Deyip yoluma devam ederken lydia koluma yapışarak , sevimli bir ses tonuyla ,

"O benim repliğim hayatım"

"Bu sefer sıra bende"

Diyerek gülümsedim ,

"Geliyorsun demek?"

"Başka çarem mi var?"

"Hayır , sanırım yok"

İkimiz merdivenlere doğru yürürken , aynı anda durduk ve birbirimize baktık , bizi durduran şey karanlığın içinden gelen yüksek sesli ve her zamankinden daha gerçek çığlıktı , ama bu sefer bir kadının çığlığıydı bu , ve bu kulağa , her zamankinden daha ürkütücü ve cesaret kırıcı geliyordu , ama az öncekinden daha yavaş ve tedirginde olsak ta yürümeye devam ettik , lydia korkuyla ,

"Elimizde bir fener olsa hiçte fena olmazdı"

Diyerek sızlandı , ama haklıydı , en azından önümüzü görebileceğimiz kadar bir ışık olsa bile bizim için kârdı , ama nereden aklımıza gelirdi ki böyle bir yere düşüp fenere ihtiyacımız olacağını , merdivenin ilk basamağına bastığımda , bedenim kısa süreliğne titredi ardından tekrar düzeldi , lydia kolumu sıkıca kavramış , elleri titriyor ve adeta geri çekilmesi için yalvarıyordu , ama yapmıyordu ileri adım atıyordu , böyle de olması gerekmiyor mu zaten?...

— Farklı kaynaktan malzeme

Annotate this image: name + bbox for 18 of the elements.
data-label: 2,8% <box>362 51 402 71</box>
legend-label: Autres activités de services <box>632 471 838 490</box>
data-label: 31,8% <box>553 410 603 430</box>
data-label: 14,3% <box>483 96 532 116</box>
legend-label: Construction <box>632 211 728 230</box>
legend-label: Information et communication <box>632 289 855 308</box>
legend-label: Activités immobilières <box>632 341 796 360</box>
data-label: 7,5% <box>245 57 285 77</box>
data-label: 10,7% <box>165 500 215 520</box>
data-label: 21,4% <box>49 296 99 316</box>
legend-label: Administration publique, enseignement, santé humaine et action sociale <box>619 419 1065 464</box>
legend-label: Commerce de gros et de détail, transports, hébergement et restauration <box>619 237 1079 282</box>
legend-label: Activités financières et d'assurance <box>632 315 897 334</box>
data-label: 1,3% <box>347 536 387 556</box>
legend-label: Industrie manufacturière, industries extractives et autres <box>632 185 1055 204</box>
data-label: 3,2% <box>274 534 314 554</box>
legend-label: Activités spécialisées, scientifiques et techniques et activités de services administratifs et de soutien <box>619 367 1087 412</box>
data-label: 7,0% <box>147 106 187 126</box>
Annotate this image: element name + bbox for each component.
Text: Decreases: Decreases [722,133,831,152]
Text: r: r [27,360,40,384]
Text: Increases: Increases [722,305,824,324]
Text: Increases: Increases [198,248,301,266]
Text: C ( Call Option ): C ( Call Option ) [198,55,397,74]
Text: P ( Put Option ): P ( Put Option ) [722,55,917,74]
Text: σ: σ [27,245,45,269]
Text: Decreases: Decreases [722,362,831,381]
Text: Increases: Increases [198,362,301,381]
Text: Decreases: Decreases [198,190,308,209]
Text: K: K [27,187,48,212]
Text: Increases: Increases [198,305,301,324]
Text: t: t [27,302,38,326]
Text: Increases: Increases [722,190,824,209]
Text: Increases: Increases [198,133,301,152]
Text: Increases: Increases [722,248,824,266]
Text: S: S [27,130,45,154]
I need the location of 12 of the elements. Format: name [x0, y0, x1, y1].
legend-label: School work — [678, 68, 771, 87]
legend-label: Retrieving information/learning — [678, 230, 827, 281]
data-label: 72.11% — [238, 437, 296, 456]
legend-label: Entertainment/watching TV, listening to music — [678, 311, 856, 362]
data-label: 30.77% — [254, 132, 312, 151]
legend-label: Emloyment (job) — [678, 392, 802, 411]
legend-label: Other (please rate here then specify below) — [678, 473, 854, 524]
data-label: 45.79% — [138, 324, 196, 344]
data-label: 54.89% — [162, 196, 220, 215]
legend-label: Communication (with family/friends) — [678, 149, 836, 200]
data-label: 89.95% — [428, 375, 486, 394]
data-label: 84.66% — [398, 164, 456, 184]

Attığımız her adım karanlıktan daha zifiri karanlığa çekiliyorduk , bu gerçekten iç karartıcı bir durumdu nereye gidersem gideyim karanlıktı , nereye gidersem gideyim boştu , nereye gidersem gideyim korkutucu ve pisti ,
Gerçekten ne zaman son bulacaktı bu korku dolu maceramız , açıkçası merak ediyordum.
Bir anda düşüncelerim , lydia'nın yanımdan aniden çekilmesi ve çığlığıyla , toz oldu çünkü şu an korku bedenimi bir zırh gibi kaplamıştı ve evet geri adım atma zamanıydı , şimdi...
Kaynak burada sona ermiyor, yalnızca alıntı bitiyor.